Friday, March 7, 2008

The Pregnant Street Dog Saga Begins




The dog had been enormously pregnant for as long as anyone could remember. A small, long haired brown dog with floppy ears - maybe some spaniel parentage - it lurked around Parque Central and Calle La Calzadera, eating trash, trying to beg off people eating on the outdoor patios. It was skittish, everyone knew about it and it was one of the big goals when I got here - bring the pregnant dog in.

I failed miserably twice - got close and then had her take off. Every night we couldn’t get her was another night for her to die giving birth under a car.

Tuesday I am working with Carissa, a short term volunteer, a college girl who only has a week. We’re dispensing sarna meds in hot dogs to the market dogs, much to the amusement of the locals who have no idea what the fuck is going on, only they we keep buying hot dogs for scaly monsters.


Two other market dogs we're medicating but cannot bring in.

We stop in an area with benches to rest and lo and behold, there she is, hugely pregnant and rooting through the trash. And me with only a quarter of a hot dog left. I lure her over but don’t try to slip lead her. I throw some cordovas at Carissa. Please, I'll sit with her you go get meat. Meat. I don’t care what, any. Just get us enough meat that I can bribe her once I get a lead on her. She’s probably going to go batshit when I get the lead on her and raw meat might keep her quieter. Carissa takes off into the maze that is Granada’s Mercado Central in search of raw meat. I sit with the dog. For a while she stays with me, then she wanders off. I follow her and lose her around a corner, under one stall in the midst of a billion. Fuck.

Poor Carissa is waiting where she left me, 2 lbs of beef in her hand.

For the rest of the day it’s hide and seek. We see her, get close, and then she’s off again, around a corner, under a bench, gone.

I am killing poor Carissa who is not used to walking for hours in this heat, through the fragrance of the meat market, stuck with the woman who always forgets to eat. She’s exhausted and her blood sugar is about to give out. The girl is a serious trooper but this is a little much to ask on day one from her. Particularly as we're also doing clinic duty on the dogs in care twice a day.

We decide to call it a day. Right as we’re walking towards a cafĂ©, there’s Preggers. She appears out of nowhere from around a corner. We take off in her direction. I throw some beef at her. She comes over. I give her more, she relaxes and eats. I slip the lead over her head. She tenses for a second. More beef. She relaxes. Slowly we lead her through the market, towards the street.

Occasionally one of the vendors will ask us what we’re doing. Carissa, who speaks Spanish, explains. Instead of the usual amusement I expect everyone’s reaction is the same: Oh good, how nice, God bless you.

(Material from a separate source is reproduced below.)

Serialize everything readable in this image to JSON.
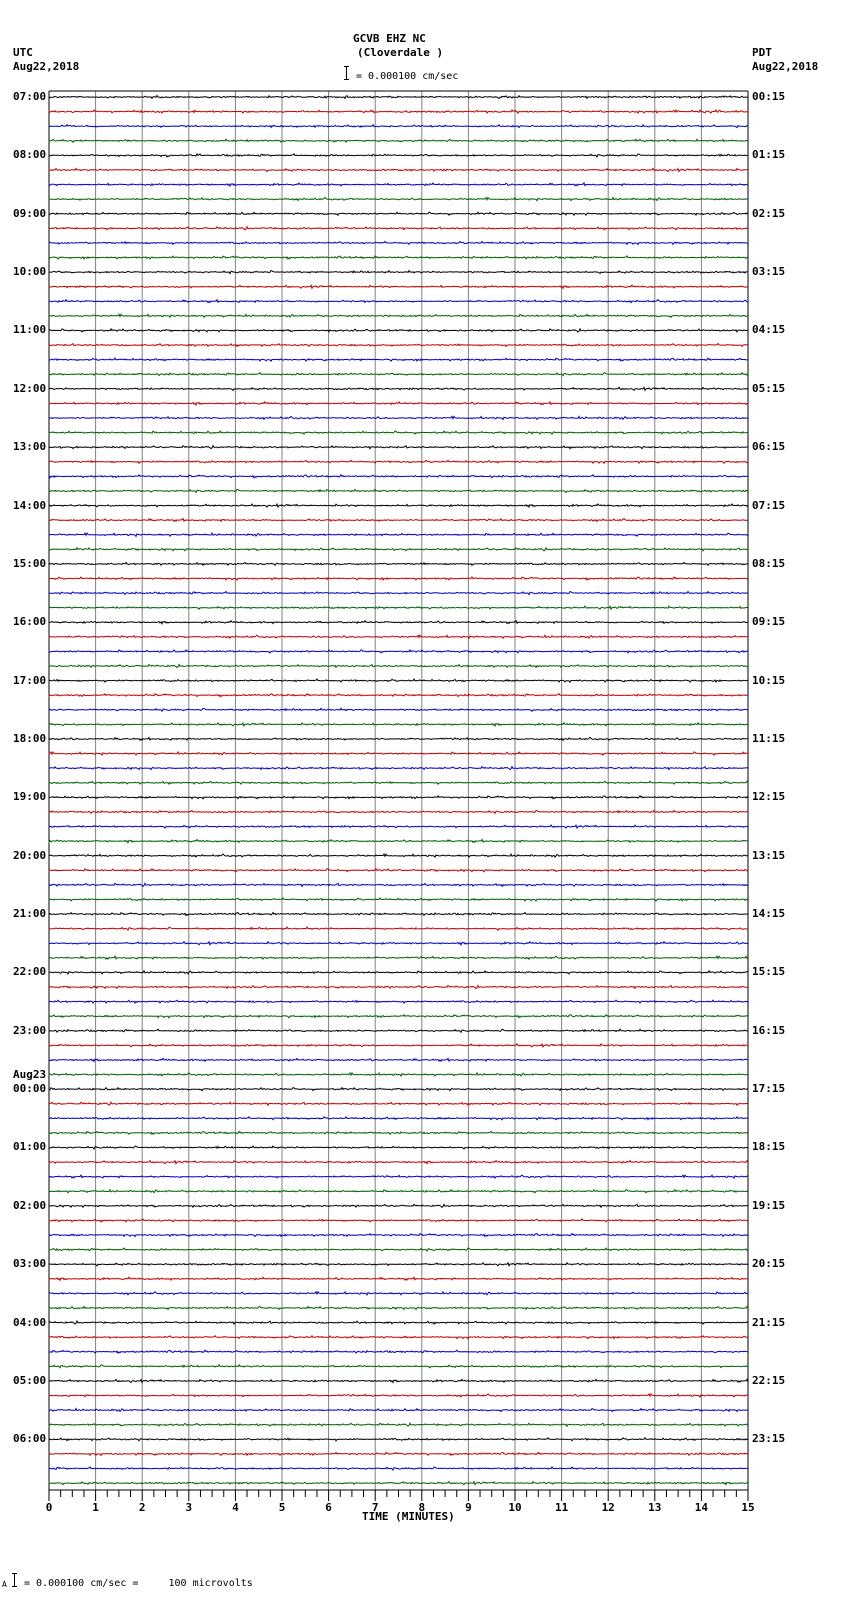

She is no one’s dog, no one feeds her or calls her theirs but they don’t want to see her die in childbirth in front of them.

Carissa runs recon as I lead the dog through the market.

By some miracle of shitty timing we find the only two blocks in Granada with no goddamn cabs on them. The dog is being incredibly good and sweet but I can tell she’s exhausted. Carissa manages to flag down a cab. In a miracle of a different kind the driver agrees to take her. No cab will take dogs. None. I'm going to pay out the ass for this kindness but I don't care.

I am trying to haul her enormously pregnant ass into the back of the cab when a horse driver passing stops, gets down, pushes me aside and lifts her into the cab. The stars are aligning for this dog. No one will help with the street dogs - no one.

Karen and Paul, an expatriate couple who have noticed her and tried several times to get her have volunteered their back house for her. We move her in. She has a bag sticking out of her ass - something she ate and can’t pass. I give her some mineral oil.

The next day I take a much deserved day off. She apparently is acting distressed and Donna and Heidi, another woman, take her to the vet in Managua. Very constipated, though she passed the bag, full of parasites but mostly okay. A goddamn miracle considering how she’s been living. She could go at any second , the vet tells them. Any time now.